Let me be clear that I didn’t bring the bone home or even disturb the site too much. In fact, after taking photos (because I knew this was going to make a great story and I wanted photos to go with it), I carefully left everything where I found it and went right to the cemetery office to report it.

Turns out that not only are critters a common sight in the cemetery, so are bones. And springtime brings more frequent surprises above ground as the snow melts, the soil softens, and wildlife starts burrowing and nesting and tunneling.

In fact, a few days after this little adventure, I was back at the cemetery with my sister and a friend. I’d enlisted their help looking for a grave as part of research I’m doing for my next book. We stumbled onto another groundhog hole. In his debris pile? Another casket handle and part of a skull.

Another trip to the cemetery office to file another report.

I wanted to know how the cemetery deals respectfully with the remains that critters haul to the surface. Because of the extensive network of groundhog tunnels, there’s no way to know which casket parts, or body parts, come from which plot. And even if you were sure, you can’t just open up Aunt Susan’s grave to return her femur. (When I asked, one worker told me the largest bone someone ever found in the cemetery was a leg bone. A femur is the largest leg bone I can name, but it could just as easily have been a tibia.)

So what happens to the bones?

Cemetery workers fill the groundhog hole with whatever the critter has dug up – casket parts or bones or whatever else they’ve uncovered – and then they fill the hole with dirt. The theory, I assume, is that the groundhog will find another place to live and the spirits of the dead will understand the living have done the best they can under the circumstances.

One staff member explained that it’s a delicate balance between managing wildlife and caring for the remains of others’ loved ones.

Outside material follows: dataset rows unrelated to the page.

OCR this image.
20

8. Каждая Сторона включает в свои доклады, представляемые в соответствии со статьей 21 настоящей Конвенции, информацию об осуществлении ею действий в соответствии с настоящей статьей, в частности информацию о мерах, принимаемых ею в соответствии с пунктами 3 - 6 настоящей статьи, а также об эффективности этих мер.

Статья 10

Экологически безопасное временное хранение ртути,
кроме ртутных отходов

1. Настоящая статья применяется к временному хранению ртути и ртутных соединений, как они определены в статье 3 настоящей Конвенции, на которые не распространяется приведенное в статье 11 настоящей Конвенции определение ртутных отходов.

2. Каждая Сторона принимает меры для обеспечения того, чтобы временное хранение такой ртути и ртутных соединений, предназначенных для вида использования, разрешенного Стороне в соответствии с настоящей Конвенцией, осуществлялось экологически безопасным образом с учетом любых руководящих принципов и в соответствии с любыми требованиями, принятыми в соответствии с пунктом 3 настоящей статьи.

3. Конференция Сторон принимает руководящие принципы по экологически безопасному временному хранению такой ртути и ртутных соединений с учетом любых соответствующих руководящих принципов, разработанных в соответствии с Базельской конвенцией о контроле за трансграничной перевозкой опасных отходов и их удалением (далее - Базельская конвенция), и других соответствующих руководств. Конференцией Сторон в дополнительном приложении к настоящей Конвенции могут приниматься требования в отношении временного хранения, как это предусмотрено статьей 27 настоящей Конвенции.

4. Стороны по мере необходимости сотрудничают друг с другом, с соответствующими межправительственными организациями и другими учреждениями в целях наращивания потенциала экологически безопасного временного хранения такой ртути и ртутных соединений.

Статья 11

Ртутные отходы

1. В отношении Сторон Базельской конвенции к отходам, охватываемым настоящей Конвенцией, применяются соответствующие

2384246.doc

The cemetery is gorgeous – woods, grassy areas, hills and vales. It’s truly a beautiful place to be buried, and offers almost 200 acres of nature in the middle of the city, a place where you find bikers and joggers and people walking dogs. The living enjoy it as much as the dead, and clearly the animals are thrilled to be there, too.

But when they get to be a problem, when they’re wreaking havoc on graves, for example, traps are set and the critters are humanely relocated to wooded areas outside of the city. But even that’s not always easy to accomplish; walkers in the cemetery often open the traps to let the groundhogs loose. Not only does it thwart the cemetery’s efforts, it puts the human who opened the trap in danger.

Newsflash: Groundhogs bite.

When I walked by the first hole a few days later, it was clear the groundhog had not gotten the memo that this hole was closed for business. He’d burrowed back in and thrown out the casket handles and knobs, settling back into his old digs. The bone wasn’t anywhere in sight, so I assume he decided to get with the program and show some respect for his underground neighbors.

I’m still curious: what does it looks like down that groundhog hole? Has he scavenged any other interesting things, like jewelry? Teeth? Articles of clothing? When he burrows through a coffin, does he set up camp inside or just burrow out the other side and move on with his business? Do the dead mind the disturbance or are they grateful for the company?

And what about those bones, permanently dislocated from their owners? When I was a child, a pastor told our congregation that when our bodies are resurrected they will come together to be made whole before we ascend to the heavens. That made organ donation a dangerous prospect. As a child, I had nightmares about being being called up from the grave in the Rapture, only to have living humans explode as my donated organs were called back to their original home.

The experience with the groundhog and his underground activities only reinforced something I’ve believed for a very long time, that we are not bodies with souls but instead souls with bodies, and that when we shed our mortal homes our spirits journey on while our earthly shells return to the ground, to the elements, to dust. We are one with the earth, and with its creatures, both above and below ground.